16-02-2012 20:07 #10
That sounds so much like my little BIL. He was 11 when his problems started and is now 14 and the problem is ongoing. He is still verbally and occasionally physically abusive towards his mother, punches holes in the walls and barely has anything to call his own as he has broken it all.
His mother got to the point where she couldn't handle it anymore and sent him to live with DH and I. Here he was perfect. Couldn't fault him. Went to school everyday, never talked back, did what he was asked, went to bed on time, helped with a few chores. With the birth of my DS and such great behaviour for so long we decided to see if he could live at home again. It's better than it was but he still has outbursts.
At the start of his problems he was diagnosed with a condition, Oppositional Disorder or similar.
To a degree I think his mother contributed to making the situation worse. out of that environment he's a lot better. Is there somewhere else that he could live for a little while, a close family member perhaps?

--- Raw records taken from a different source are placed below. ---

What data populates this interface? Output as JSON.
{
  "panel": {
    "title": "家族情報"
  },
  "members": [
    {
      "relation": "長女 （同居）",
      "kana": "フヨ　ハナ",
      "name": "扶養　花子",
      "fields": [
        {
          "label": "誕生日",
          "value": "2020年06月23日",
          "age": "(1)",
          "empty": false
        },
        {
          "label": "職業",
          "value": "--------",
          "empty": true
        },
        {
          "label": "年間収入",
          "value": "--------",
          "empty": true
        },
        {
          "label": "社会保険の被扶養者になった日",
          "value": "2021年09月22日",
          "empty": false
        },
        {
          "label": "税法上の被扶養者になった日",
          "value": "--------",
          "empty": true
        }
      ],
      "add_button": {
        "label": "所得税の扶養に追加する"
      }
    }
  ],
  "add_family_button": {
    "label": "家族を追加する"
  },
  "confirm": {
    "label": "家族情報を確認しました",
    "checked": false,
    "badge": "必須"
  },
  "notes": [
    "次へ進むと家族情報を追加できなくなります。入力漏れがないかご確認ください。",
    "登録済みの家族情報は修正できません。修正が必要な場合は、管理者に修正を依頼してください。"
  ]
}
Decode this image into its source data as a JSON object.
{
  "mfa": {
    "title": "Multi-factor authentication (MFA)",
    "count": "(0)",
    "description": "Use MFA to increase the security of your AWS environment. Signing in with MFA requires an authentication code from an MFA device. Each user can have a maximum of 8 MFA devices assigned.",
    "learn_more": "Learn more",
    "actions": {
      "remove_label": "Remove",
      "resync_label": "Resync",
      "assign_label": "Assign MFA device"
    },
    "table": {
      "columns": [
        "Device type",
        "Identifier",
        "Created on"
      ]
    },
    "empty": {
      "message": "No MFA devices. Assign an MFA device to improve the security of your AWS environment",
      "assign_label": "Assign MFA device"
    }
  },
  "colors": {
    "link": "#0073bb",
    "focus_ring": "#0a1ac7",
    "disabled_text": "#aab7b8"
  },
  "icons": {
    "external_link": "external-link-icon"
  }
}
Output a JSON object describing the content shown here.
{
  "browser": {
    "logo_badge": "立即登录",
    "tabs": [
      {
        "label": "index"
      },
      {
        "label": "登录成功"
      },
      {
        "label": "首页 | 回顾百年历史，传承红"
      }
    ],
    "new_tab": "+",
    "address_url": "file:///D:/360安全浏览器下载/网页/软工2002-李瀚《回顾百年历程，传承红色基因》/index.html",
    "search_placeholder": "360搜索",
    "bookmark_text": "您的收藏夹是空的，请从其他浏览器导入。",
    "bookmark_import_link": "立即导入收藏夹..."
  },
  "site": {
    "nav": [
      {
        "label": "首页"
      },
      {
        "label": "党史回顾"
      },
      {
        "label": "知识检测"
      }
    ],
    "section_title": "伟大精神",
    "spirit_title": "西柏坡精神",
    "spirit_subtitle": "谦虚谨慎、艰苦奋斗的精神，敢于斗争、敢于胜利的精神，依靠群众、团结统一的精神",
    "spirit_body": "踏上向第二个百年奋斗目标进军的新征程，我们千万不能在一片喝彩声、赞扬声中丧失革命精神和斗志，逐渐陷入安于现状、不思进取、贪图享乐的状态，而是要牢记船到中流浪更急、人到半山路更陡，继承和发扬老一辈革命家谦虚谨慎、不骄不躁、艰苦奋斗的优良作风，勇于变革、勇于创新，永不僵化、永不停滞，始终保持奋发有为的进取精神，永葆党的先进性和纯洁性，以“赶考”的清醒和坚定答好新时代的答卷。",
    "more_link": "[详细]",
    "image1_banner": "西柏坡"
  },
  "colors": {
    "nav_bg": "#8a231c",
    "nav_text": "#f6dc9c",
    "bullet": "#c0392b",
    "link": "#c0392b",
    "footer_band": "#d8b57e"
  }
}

The other thing that helped him I think was that my DH is his big brother. He respects him very much and that helped him with his good behaviour. It sounds like this boy doesn't have a constant male role model and perhaps not one that he looks up to? Is something like a "big brother" available? Perhaps that could help? Someone he can hang out with, have as a good role model, etc on a regular basis. Also to give him attention. Being the eldest, especially with very little siblings it's possible he's seeking attention and love?